If names could be thought of as labels (as identifiers), then the changing of a name is essentially the changing of a label. Aside from Alice’s change in name, this is also shown at the beginning of the story with Alice’s job at the Division of Religious Adjustment. Alice’s job is to literally change labels; she changes the registered religious alignment of citizens in the city. Interestingly, she manages to convert one of the citizens into a “heifer” which she uses to label individuals who identify with a new religion she names “Dairyism.” According to Alice: “‘We heifers are dairyists and believe that God works in the cheese warehouses.'” In this way, at least initially, Alice creates a level of (perhaps momentary) disorder within society. Even though it might seem like Alice has maintained or increased order by creating another label (which allows another layer of organization), in reality she has created more disorder because she has allowed individuals to identify with an unknown concept. Dairyism wasn’t (at that time) identified and understood by the larger society as a whole; people going around identifying as heifers would then cause a level of confusion and disorder. This disorder is eventually lessened: Alice later sees a small group of people at the Division of Religious Adjustment holding signs supporting dairyism. This shows that society has gained awareness of Dairyism; however it’s important to keep in mind that we (the readers) are unsure as to what scale the knowledge of Dairyism was made public.

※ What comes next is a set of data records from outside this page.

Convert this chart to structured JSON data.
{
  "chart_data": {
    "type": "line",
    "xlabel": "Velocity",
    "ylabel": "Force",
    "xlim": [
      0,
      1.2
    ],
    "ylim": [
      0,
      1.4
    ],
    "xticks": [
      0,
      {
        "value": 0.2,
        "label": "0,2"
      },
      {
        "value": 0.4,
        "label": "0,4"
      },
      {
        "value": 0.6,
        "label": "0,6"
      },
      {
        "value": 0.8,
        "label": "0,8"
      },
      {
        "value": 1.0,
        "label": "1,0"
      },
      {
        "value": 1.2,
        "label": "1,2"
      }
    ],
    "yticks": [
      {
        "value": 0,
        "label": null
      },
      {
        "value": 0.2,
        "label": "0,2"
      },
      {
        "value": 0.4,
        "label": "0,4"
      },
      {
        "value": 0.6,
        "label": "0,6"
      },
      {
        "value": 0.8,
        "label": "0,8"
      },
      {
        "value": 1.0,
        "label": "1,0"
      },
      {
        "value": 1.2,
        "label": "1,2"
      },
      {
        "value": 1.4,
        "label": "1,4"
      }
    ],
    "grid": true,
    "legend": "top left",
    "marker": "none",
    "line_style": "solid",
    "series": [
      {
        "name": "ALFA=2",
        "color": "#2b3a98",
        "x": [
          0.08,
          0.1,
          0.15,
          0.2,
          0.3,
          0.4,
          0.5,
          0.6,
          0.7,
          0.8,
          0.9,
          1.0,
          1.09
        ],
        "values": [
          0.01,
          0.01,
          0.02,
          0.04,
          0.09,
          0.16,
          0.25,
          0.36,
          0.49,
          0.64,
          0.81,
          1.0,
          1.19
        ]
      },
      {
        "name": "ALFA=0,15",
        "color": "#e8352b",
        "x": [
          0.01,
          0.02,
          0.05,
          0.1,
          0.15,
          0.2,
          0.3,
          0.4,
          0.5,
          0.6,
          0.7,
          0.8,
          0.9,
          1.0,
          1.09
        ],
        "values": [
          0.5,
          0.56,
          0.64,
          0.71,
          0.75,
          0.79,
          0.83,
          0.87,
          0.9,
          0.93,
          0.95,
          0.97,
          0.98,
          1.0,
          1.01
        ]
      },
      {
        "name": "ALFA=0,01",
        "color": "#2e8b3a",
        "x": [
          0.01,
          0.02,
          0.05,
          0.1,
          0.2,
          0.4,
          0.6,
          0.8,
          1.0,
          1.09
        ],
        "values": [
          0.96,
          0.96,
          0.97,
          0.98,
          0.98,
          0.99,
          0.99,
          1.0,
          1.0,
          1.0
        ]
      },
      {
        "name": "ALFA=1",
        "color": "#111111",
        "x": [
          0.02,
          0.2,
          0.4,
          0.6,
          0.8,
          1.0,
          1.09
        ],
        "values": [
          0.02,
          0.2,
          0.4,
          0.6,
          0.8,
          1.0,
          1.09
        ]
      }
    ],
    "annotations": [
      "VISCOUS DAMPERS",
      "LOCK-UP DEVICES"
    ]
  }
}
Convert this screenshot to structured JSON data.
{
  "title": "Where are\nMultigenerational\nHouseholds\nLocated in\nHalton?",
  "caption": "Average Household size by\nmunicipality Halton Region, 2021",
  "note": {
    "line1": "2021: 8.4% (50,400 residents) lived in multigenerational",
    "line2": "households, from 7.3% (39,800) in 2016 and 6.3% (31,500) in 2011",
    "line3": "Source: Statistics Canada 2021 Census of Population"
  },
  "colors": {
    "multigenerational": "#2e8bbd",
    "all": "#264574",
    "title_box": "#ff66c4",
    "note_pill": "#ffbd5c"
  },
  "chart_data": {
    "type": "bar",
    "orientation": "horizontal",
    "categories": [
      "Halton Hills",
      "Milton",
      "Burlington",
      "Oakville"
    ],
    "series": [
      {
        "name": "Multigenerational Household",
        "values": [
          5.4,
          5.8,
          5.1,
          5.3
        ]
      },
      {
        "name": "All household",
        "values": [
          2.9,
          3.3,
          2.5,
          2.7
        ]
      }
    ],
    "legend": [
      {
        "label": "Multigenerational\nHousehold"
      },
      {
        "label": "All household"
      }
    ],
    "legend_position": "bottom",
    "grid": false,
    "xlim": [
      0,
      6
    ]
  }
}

We can also see traces of disorder when we apply the full phrase of “Mutato nomine” to the book. “Mutato nomine de te fabula narratur,” according to Merriam Webster, translates to “with the name changed, the story applies to you.” The phrase implies that, with the change of a name, a change of narrative is possible. A bit after we discussed this phrase in class, Dr. Beth asked us (not her exact words): “Who is stuck in this book when you’re done reading it?” When I heard this question, my brain for some reason completely bypassed the question and centered in on “when you’re done reading it” portion. I had realized: aside from Alice, the other shift of names in the book is us—the readers. This story can be opened by different readers, meaning different individuals with different names. This is important because although all of us in the class open and are shown the same text, we don’t all have the same Zulus narrative. Each one of us views a unique story because each of us note different things in Zulus. A good way of showing this is the the exercise the class participated in while reading Home where we (as a class) identified which line stood out to us; we all pretty much picked different lines. This is because we each notice different things about the story depending on who we are and our identity (our name); and then what we choose to pick up shapes our interpretation of the narrative. I can draw this back to our course epigraph: “My job is to notice…and to notice that you can notice.” I notice my interpretation of the book and notice that you can have a different interpretation of the story, yet I don’t know (or can’t know) what you’re noticing. We often think that having the same text, having the alphabet arranged in the same words, and having words arranged in the same order will provide for order and an equal view of the text. Yet each of our interpretations, our versions of the Zulus narratives, are different. None of it is the same across each individual, across each name. In that way, we have disorder.
Although I can pinpoint this, I’m still unsure as to what bigger function the tension between order and disorder serves within Zulus. I’ll probably have to come back and do more reflection on this topic.